Published May 09, 2008 09:42 am - An American Indian who shot a bald eagle for use in a tribal religious ceremony must stand trial, a federal appeals court has ruled.

Court orders American Indian to trial for shooting eagle



CHEYENNE, Wyo. (AP) — An American Indian who shot a bald eagle for use in a tribal religious ceremony must stand trial, a federal appeals court has ruled.

A three-judge panel of the 10th Circuit Court of Appeals in Denver on Thursday reversed a 2006 lower court ruling that dismissed a criminal charge against Winslow Friday, a Northern Arapaho Indian who has acknowledged shooting a bald eagle in 2005 during the tribe’s Sun Dance.

In dismissing the charge, U.S. District Judge William Downes of Wyoming said the federal government has shown “callous indifference” to American Indian religious beliefs. Eagle feathers are a key element of ceremonies of the Northern Arapaho and many other tribes.

The appeals court ruled that American Indians’ religious freedoms are not violated by federal law protecting eagles or the government’s policy requiring American Indians to get permits to kill the birds.

“Law accommodates religion,” the court said in its ruling. “It cannot wholly exempt religion from the reach of the law.”

Friday declined to comment on the court’s ruling. If convicted, he faces up to one year in jail and a $100,000 fine.

Friday’s public defender, John T. Carlson, said the ruling “reflects a failure to grasp the unique nature of the Northern Arapaho religious practice surrounding the eagle.”

Carlson said he and his client haven’t decided how to respond to the ruling.
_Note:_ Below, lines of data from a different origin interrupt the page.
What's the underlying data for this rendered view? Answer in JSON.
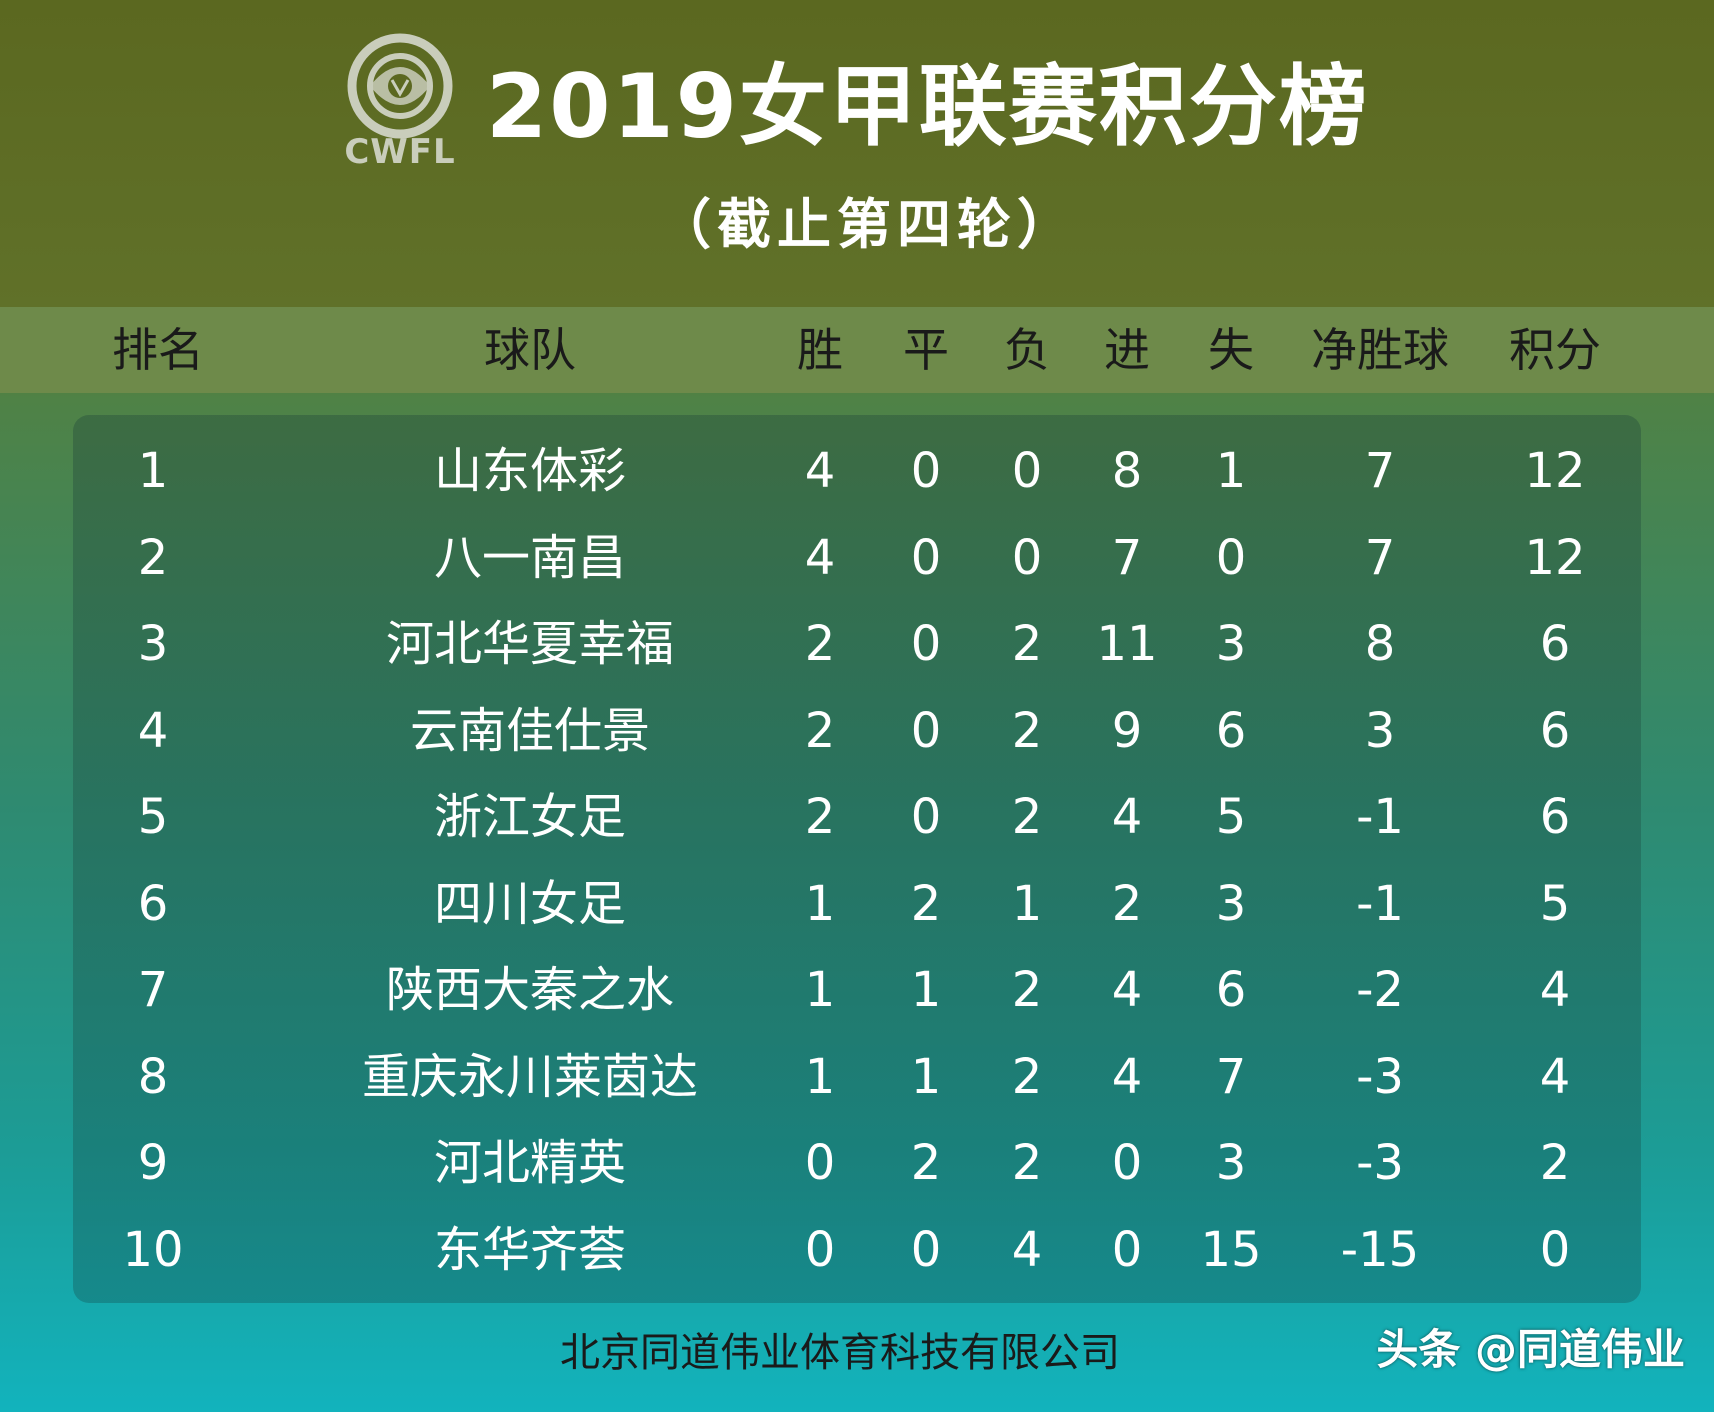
{
  "header": {
    "logo_text": "CWFL",
    "title": "2019女甲联赛积分榜",
    "subtitle": "（截止第四轮）"
  },
  "columns": {
    "rank": "排名",
    "team": "球队",
    "win": "胜",
    "draw": "平",
    "loss": "负",
    "gf": "进",
    "ga": "失",
    "gd": "净胜球",
    "pts": "积分"
  },
  "rows": [
    {
      "rank": "1",
      "team": "山东体彩",
      "win": "4",
      "draw": "0",
      "loss": "0",
      "gf": "8",
      "ga": "1",
      "gd": "7",
      "pts": "12"
    },
    {
      "rank": "2",
      "team": "八一南昌",
      "win": "4",
      "draw": "0",
      "loss": "0",
      "gf": "7",
      "ga": "0",
      "gd": "7",
      "pts": "12"
    },
    {
      "rank": "3",
      "team": "河北华夏幸福",
      "win": "2",
      "draw": "0",
      "loss": "2",
      "gf": "11",
      "ga": "3",
      "gd": "8",
      "pts": "6"
    },
    {
      "rank": "4",
      "team": "云南佳仕景",
      "win": "2",
      "draw": "0",
      "loss": "2",
      "gf": "9",
      "ga": "6",
      "gd": "3",
      "pts": "6"
    },
    {
      "rank": "5",
      "team": "浙江女足",
      "win": "2",
      "draw": "0",
      "loss": "2",
      "gf": "4",
      "ga": "5",
      "gd": "-1",
      "pts": "6"
    },
    {
      "rank": "6",
      "team": "四川女足",
      "win": "1",
      "draw": "2",
      "loss": "1",
      "gf": "2",
      "ga": "3",
      "gd": "-1",
      "pts": "5"
    },
    {
      "rank": "7",
      "team": "陕西大秦之水",
      "win": "1",
      "draw": "1",
      "loss": "2",
      "gf": "4",
      "ga": "6",
      "gd": "-2",
      "pts": "4"
    },
    {
      "rank": "8",
      "team": "重庆永川莱茵达",
      "win": "1",
      "draw": "1",
      "loss": "2",
      "gf": "4",
      "ga": "7",
      "gd": "-3",
      "pts": "4"
    },
    {
      "rank": "9",
      "team": "河北精英",
      "win": "0",
      "draw": "2",
      "loss": "2",
      "gf": "0",
      "ga": "3",
      "gd": "-3",
      "pts": "2"
    },
    {
      "rank": "10",
      "team": "东华齐荟",
      "win": "0",
      "draw": "0",
      "loss": "4",
      "gf": "0",
      "ga": "15",
      "gd": "-15",
      "pts": "0"
    }
  ],
  "footer": {
    "company": "北京同道伟业体育科技有限公司",
    "watermark": "头条 @同道伟业"
  },
  "colors": {
    "header_bg": "#5b6820",
    "column_header_bg": "#6e8a4a",
    "bottom_bg": "#12b3bd",
    "text_light": "#ffffff",
    "text_dark": "#1a1a1a"
  },
  "icons": {
    "logo": "cwfl-rose-logo-icon"
  }
}
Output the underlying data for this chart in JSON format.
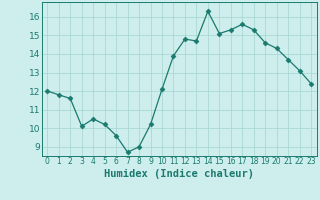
{
  "x": [
    0,
    1,
    2,
    3,
    4,
    5,
    6,
    7,
    8,
    9,
    10,
    11,
    12,
    13,
    14,
    15,
    16,
    17,
    18,
    19,
    20,
    21,
    22,
    23
  ],
  "y": [
    12.0,
    11.8,
    11.6,
    10.1,
    10.5,
    10.2,
    9.6,
    8.7,
    9.0,
    10.2,
    12.1,
    13.9,
    14.8,
    14.7,
    16.3,
    15.1,
    15.3,
    15.6,
    15.3,
    14.6,
    14.3,
    13.7,
    13.1,
    12.4
  ],
  "line_color": "#1a7a6e",
  "marker": "D",
  "marker_size": 2.5,
  "bg_color": "#ceeeed",
  "grid_color": "#aad8d4",
  "tick_color": "#1a7a6e",
  "xlabel": "Humidex (Indice chaleur)",
  "xlabel_color": "#1a7a6e",
  "xlabel_fontsize": 7.5,
  "ylabel_ticks": [
    9,
    10,
    11,
    12,
    13,
    14,
    15,
    16
  ],
  "xlim": [
    -0.5,
    23.5
  ],
  "ylim": [
    8.5,
    16.8
  ],
  "xtick_fontsize": 5.5,
  "ytick_fontsize": 6.5,
  "lw": 0.9
}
Their options are asking the full appeals court to hear the case, appealing to the U.S. Supreme Court or allowing the case against Friday to proceed to trial in Wyoming.

John Powell, spokesman for the U.S. Attorney’s Office in Cheyenne, said the office planned to proceed with the prosecution.
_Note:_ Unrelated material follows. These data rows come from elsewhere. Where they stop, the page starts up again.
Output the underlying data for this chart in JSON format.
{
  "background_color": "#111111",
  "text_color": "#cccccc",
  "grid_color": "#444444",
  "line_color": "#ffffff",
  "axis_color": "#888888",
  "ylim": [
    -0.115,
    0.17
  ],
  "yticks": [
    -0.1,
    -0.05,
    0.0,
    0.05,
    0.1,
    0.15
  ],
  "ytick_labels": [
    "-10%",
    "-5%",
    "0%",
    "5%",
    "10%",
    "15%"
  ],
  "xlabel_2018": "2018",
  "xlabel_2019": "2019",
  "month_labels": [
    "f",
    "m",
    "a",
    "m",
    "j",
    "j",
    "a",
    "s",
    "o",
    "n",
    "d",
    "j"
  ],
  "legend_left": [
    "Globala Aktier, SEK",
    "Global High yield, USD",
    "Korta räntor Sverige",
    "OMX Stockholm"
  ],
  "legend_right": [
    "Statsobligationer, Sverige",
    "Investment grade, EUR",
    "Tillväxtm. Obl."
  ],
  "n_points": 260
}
Friday, who’s in his early 20s, said last year he didn’t know about a federal program that allows American Indians to apply for permits to kill eagles for religious purposes. Lawyers representing him and his tribe have argued that the U.S. Fish and Wildlife Service did its best to keep the program secret and only grudgingly issued permits.

In his ruling, Downes said it was clear that Friday wouldn’t have received a federal permit to kill an eagle if he had applied for one.

The judge wrote that the Fish and Wildlife Service has encouraged American Indians to apply to receive eagle parts from a Colorado repository that holds the remains of birds killed by power lines and other causes. He said the agency makes no effort to encourage American Indians to apply for permits to kill birds of their own.

The bald eagle was removed last year from the list of threatened species. It had been reclassified from endangered to threatened in 1995. However, the species is still protected under the federal Bald and Golden Eagle Protection Act.

Kathryn E. Kovacs, a lawyer with the U.S. Department of Justice, told the federal appeals court in arguments in December that Friday had no standing to argue about shortcomings of the federal permitting process because he never applied for a permit before killing the eagle.

The appeals court agreed. It also rejected Friday’s argument that the federal Religious Freedom Restitution Act, which prohibits the government from placing undue burdens on religious practices, should block the federal government from prosecuting him for killing the eagle.